Getting under the skin

An unknown terrain, complicated by an unknown language: shooting for a coffee table book on Kutch was a challenge for wildlife photographer Diinesh Kumble

May 09, 2013 05:21 pm | Updated 07:38 pm IST

Some pictures from Diinesh Kumble's Kutch, A Pictorial Journey

Some pictures from Diinesh Kumble's Kutch, A Pictorial Journey

Freezing images for posterity is perhaps a natural reflex for Diinesh Kumble. However, when the Gujarat government commissioned him to work on a coffee table book on the State’s largest district Kutch, the chief thinker and principal photographer at Krab Media, a Bangalore-based firm, was staring at a steep challenge.
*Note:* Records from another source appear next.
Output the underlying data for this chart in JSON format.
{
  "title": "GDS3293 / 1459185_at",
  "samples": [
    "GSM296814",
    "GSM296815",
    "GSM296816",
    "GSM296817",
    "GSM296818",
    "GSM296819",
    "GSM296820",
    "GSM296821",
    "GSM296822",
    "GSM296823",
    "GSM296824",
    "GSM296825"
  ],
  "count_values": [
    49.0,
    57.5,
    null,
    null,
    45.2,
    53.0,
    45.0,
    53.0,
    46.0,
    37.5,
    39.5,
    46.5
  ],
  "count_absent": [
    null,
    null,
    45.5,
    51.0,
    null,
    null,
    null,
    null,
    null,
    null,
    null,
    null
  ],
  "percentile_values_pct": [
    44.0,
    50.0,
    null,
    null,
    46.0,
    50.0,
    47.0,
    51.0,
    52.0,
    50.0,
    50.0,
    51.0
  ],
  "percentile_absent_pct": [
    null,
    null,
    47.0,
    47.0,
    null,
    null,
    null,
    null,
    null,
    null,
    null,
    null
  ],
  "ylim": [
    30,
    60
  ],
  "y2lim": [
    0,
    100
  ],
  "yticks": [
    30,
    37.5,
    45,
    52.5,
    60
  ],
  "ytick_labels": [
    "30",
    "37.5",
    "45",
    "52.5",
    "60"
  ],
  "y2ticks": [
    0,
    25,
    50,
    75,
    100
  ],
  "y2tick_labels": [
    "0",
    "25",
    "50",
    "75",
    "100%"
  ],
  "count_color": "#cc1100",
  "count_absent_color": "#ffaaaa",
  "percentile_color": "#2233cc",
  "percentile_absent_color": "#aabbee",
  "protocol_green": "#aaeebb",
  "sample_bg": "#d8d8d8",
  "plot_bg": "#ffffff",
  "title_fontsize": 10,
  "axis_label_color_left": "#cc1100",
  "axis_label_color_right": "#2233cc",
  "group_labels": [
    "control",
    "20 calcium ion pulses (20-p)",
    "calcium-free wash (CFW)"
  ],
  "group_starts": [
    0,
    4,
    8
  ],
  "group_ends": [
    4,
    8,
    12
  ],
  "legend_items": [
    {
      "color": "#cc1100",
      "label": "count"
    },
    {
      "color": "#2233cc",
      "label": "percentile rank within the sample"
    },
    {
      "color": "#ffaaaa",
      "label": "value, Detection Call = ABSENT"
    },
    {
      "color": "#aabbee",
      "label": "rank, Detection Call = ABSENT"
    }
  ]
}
Think Kutch and an arid landscape springs to mind. Similiarly, Diinesh too was pigeon-holed into twin-slots when it came to photography – wildlife and cricket. Now, he not only had to showcase the multiple layers that define Kutch but also prove that he could capture varied slices of life with the same felicity that he reserved for an elephant or a cover-drive.

On the evidence of the book – Kutch, A Pictorial Journey – launched in Gujarat by Chief Minister Narendra Modi on April 30, Diinesh has delivered on both counts. The biggest tribute to Diinesh came from Modi when the latter said: “Diinesh has shown us Gujarat in a different way.” It helped that Diinesh has had previous photographic trysts with Gujarat and his earlier book on the State’s Vibrant Wildlife was well received. Explaining the genesis of his latest book, Diinesh says: “They (Gujarat administration) said ‘why don’t we do one more on their largest district – Kutch.’ In fact, Kutch is the largest district in India.”

The challenges were manifold as Diinesh in his own words had to cope with ‘an area that gets water-logged in the monsoon, a landscape and a language (Kutchi) that is different.’ He enthusiastically waded into the assignment and with wife, Romila, drove down to Kutch last October. They traversed the entire district and what you get are riveting glimpses of warm people with their colourful attire, the cultural nuances, the Rann of Kutch, the wildlife, the Harappan sites and even solitary moments like the one of an old lady making ‘rotlas’ for her family, which is a favourite with Diinesh. “It is a simple thing. She makes these rotlas, may be 40, 50 every day and it was fascinating,” he says. Shooting at the Rann of Kutch was arduous.

“In the Rann, when the (saline) water retreats, the evaporation rate is high and it becomes a salt desert. It is white and the glare is intense. On a full moon night it is a beautiful sight. We battled to get the full moon and the white Rann,” Diinesh says. The stumbling blocks were not merely centred only on light as there was also the need to alter his approach to photography.

“The biggest challenge was that we are dealing with people. In wildlife photography, you got to be silent but here you have to chatter. And we also don’t know the language so we had a local interpreter who was also a photographer.”

Being Anil Kumble’s elder brother, cricketing analogies also comes naturally to Diinesh and he says: “When you start out on a shoot you get prepared, it’s like a test match. This (Kutch experience) is more like a Twenty20, you got to adapt very quickly. In the morning, we are shooting arts and crafts, suddenly someone will say there is a nice beautiful landscape or someone will mention about a beautiful sunset and then you rush.”

In the future, Diinesh would love to do a pictorial book on all the States, especially Karnataka, and he is currently supervising a pictorial book on the Nilgiris Mountain Railway. “These kind of books need government and corporate support,” he says, while charting his company’s growth through online endeavours, besides waiting for that perfect moment to unleash his camera.